The 55-year-old chancellor has in the past drawn comparisons to former British prime minister Margaret Thatcher – not least because of their shared conservative politics, scientific backgrounds and the fact they became the first women to win the top political jobs in their countries. But there the similarities appeared to end.  

"Traditionally she is very much consensus-oriented," says Burkard Eberlein, a professor at York’s Schulich School of Business and its Canadian Centre for German & European Studies. "For her, leadership is very much keeping people on board. It is not about saying ‘This is what I want,’ it is the opposite of a Thatcherite leadership."  

Fiat CEO says company could produce Fiat 300 at Chrysler plant in Brampton

Fiat CEO Sergio Marchionne (LLB ’83) says the Italian automaker is still weighing whether to build cars at an Ontario Chrysler plant as the company looks at North American expansion while its traditional markets are squeezed by the European debt crisis, reported the Canadian Press May 20. 

“We’re interested in seeing what we can do with the platform for the (Fiat) 300 here and in the US,” he said, adding that Fiat “might still”’ build the car at its partner Chrysler’s plant in Brampton, Ont.

Marchionne became Chrysler’s CEO last year after Fiat reached a partnership agreement with the ailing automaker while it was still under bankruptcy protection in the US. Fiat currently has a controlling 20 per cent stake in Chrysler LLC and plans to raise that stake to 35 per cent.

The deal raised plenty of speculation about what Fiat’s involvement would mean for Chrysler’s Canadian operations. Marchionne spent much of his youth in Canada, attending the University of Windsor, the University of Toronto and York’s Osgoode Hall Law School.

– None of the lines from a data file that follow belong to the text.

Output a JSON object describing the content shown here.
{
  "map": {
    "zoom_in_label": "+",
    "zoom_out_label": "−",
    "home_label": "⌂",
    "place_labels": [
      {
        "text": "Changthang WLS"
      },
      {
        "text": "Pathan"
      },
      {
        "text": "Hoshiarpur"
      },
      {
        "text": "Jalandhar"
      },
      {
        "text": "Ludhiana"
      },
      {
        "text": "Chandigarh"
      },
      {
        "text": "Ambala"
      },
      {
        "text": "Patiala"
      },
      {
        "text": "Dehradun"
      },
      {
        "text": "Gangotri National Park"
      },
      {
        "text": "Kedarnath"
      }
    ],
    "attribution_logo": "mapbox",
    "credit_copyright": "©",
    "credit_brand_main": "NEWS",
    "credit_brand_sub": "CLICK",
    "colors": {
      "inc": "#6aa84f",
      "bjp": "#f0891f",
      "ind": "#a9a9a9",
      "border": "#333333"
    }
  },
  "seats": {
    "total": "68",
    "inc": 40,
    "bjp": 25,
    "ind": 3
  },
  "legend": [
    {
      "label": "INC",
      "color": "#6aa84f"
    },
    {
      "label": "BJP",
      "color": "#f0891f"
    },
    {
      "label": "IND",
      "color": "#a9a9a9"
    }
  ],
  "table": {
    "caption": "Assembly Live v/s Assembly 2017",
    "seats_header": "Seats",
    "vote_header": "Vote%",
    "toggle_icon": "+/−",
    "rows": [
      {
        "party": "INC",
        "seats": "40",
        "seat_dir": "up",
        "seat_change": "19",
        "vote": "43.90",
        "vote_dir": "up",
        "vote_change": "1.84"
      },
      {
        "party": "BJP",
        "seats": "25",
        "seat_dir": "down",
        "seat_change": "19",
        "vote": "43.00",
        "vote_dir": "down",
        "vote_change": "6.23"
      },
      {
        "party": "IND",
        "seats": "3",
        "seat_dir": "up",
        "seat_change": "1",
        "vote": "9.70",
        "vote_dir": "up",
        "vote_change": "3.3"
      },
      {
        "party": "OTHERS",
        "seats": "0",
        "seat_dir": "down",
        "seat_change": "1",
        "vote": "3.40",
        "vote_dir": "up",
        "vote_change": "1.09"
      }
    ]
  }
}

York teacher delivers positive message

Keynote speaker Chris D’Souza gave an inspirational 30-minute speech Thursday on looking at life in a positive way to help change and shape the world, reported the Welland Tribune May 21 in a story about the graduation ceremony for more than 2,000 students in the Niagara Catholic District School Board. 

D’Souza, a course director in York’s Faculty of Education, is a strong believer in karma and being rewarded for positive actions. The Canadian-born Indian shared a number of his experiences in life – some positive and some negative. He is on a 21-city tour of the province lecturing people on eradicating discrimination.

Dancers share One World

Mississauga’s Sampradaya Dance Academy, celebrating its 20th anniversary, was to host a show focusing on the environment Sunday at Meadowvale Theatre, reported the Mississauga News May 20. 

The 60-minute show, One World Our World, "is a fun-filled production filled with plenty of humour," said academy director Lata Pada (MFA ’96), the show’s choreographer. She is also a Member of the Order of Canada and adjunct professor of dance in York University’s Faculty of Fine Arts. 

On air

  • Perry Sadorsky, an economics professor at York University’s Schulich School of Business, talked about the turmoil in global markets that sent stocks and the loonie tumbling again, on The Stafford Show, on AM640 in Toronto May 20.
  • Relatives of George Peter Lynch (BAS Spec. Hons ’00, BA ’03), who was killed May 5 in a drive-by shooting in Bermuda want the federal government to get involved, reported CKCO-TV in Kitchener May 20.
  • Ro Velasquez, a queer activist and student at York, outlined protest plans for the upcoming G-8 and G-20 Summits in Ontario, on CP24-TV and CTV News in Toronto and CFRA-AM in Ottawa May 20.